Abstract

This research explores the potential impact of blockchain technology on fincancial transactions in Islamic banking, addressing challenges related to security, transparency, and efficiency. Employing a multifaceted approach, the study assesses the benefits of blockchain in Islamic finance through literature reviews and empirical investigations. Notably, blockchain enhances the security of financial transactions by leveraging robust cryptocurrency and decentralized consensus mechanisms, thereby mitigating fraud and manipulation risks.
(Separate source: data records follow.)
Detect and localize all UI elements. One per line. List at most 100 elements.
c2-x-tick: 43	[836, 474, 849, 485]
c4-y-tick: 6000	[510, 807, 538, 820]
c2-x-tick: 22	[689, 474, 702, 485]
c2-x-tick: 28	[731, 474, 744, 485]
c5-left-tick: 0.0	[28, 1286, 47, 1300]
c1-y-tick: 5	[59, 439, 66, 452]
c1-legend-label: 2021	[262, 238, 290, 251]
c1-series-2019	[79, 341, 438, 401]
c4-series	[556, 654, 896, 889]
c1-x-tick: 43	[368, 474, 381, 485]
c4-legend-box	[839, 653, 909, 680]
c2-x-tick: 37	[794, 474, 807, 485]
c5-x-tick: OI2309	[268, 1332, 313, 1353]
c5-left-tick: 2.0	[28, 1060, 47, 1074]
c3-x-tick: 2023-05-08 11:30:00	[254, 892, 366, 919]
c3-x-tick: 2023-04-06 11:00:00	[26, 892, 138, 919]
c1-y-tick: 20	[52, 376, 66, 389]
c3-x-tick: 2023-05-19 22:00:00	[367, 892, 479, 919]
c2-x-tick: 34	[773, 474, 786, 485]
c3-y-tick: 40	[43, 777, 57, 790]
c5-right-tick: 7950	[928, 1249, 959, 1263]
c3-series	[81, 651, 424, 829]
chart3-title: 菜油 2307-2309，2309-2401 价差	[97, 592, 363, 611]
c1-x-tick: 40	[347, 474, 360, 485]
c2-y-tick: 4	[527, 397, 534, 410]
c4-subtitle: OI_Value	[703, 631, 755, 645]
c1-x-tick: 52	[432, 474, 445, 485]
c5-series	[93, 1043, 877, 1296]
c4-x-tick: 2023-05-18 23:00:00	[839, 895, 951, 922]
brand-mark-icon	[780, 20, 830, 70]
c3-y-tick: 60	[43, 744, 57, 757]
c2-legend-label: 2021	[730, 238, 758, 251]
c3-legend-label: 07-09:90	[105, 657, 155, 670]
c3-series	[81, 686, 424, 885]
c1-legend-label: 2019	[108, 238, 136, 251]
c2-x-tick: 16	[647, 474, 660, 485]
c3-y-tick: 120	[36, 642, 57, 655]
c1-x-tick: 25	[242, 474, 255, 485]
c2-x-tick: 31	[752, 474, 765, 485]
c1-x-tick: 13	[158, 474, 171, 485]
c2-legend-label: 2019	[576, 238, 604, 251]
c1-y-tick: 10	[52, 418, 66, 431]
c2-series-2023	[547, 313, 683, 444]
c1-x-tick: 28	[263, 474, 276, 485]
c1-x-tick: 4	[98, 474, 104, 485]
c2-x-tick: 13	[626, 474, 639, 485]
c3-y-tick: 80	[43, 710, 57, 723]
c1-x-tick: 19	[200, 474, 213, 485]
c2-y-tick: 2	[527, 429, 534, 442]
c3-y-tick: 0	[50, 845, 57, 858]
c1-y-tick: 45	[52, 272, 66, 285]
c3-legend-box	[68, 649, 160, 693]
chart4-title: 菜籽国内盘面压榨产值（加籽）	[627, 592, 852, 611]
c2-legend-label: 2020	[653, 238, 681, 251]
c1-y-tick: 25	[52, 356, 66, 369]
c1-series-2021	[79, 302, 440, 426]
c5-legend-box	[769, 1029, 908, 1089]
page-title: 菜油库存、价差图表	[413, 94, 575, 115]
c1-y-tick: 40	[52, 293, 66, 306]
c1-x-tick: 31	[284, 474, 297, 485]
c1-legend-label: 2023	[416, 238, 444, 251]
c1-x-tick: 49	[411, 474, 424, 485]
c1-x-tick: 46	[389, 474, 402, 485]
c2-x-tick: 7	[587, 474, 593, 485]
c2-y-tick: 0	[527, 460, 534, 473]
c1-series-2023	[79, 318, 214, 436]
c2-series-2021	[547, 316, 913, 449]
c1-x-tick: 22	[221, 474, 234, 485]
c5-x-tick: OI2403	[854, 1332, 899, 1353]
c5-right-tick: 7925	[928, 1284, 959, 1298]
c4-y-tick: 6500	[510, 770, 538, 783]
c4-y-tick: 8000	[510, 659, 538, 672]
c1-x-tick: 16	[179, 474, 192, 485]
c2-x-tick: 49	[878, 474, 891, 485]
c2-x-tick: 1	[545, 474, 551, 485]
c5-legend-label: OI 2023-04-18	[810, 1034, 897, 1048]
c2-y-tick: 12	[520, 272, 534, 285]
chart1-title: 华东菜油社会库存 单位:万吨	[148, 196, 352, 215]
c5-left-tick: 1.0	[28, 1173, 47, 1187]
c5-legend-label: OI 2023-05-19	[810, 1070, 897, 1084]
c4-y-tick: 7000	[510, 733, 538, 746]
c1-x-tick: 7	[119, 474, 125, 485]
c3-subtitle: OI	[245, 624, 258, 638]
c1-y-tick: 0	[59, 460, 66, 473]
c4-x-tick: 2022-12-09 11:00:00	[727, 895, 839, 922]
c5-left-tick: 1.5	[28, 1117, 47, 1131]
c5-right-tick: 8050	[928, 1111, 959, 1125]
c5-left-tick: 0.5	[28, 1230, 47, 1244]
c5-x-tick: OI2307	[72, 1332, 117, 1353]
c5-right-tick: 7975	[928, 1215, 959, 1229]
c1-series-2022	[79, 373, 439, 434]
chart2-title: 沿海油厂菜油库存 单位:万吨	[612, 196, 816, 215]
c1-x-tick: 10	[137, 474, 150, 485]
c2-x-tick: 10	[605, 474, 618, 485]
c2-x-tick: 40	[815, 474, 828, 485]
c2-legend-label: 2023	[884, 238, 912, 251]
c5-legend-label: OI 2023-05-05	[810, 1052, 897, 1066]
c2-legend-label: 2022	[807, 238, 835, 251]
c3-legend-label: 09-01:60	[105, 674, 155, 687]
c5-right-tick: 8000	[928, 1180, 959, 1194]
Additionally, blockchain facilitates currency exchange, a critical aspect of Islamic banking, ensuring transparency and adherence to Sharia standards. The research identifies increased efficiency in Sharia banking operations as a key advantage of blockchain technology, attributing it to the automated processes that reduce organizational costs and transaction processing times. Furthermore, blockchain enables more streamlined cross-border transactions, reduces reliance on external entities, and enhances market liquidity. Despite these benefits, the study emphasizes certain challenges in implementing blockchain in Islamic banking, such as the need for youth education, establishing a robust infrastructure, and gaining community trust in new technologies. Successful integration requires collaboration among Sharia banking organizations, regulators, and stakeholders, with clear guidelines and a deep understanding of blockchain innovation. Overcoming these challenges is crucial for unlocking the full potential of blockchain in enhancing the security, transparency, and efficiency of monetary transactions within Islamic finance.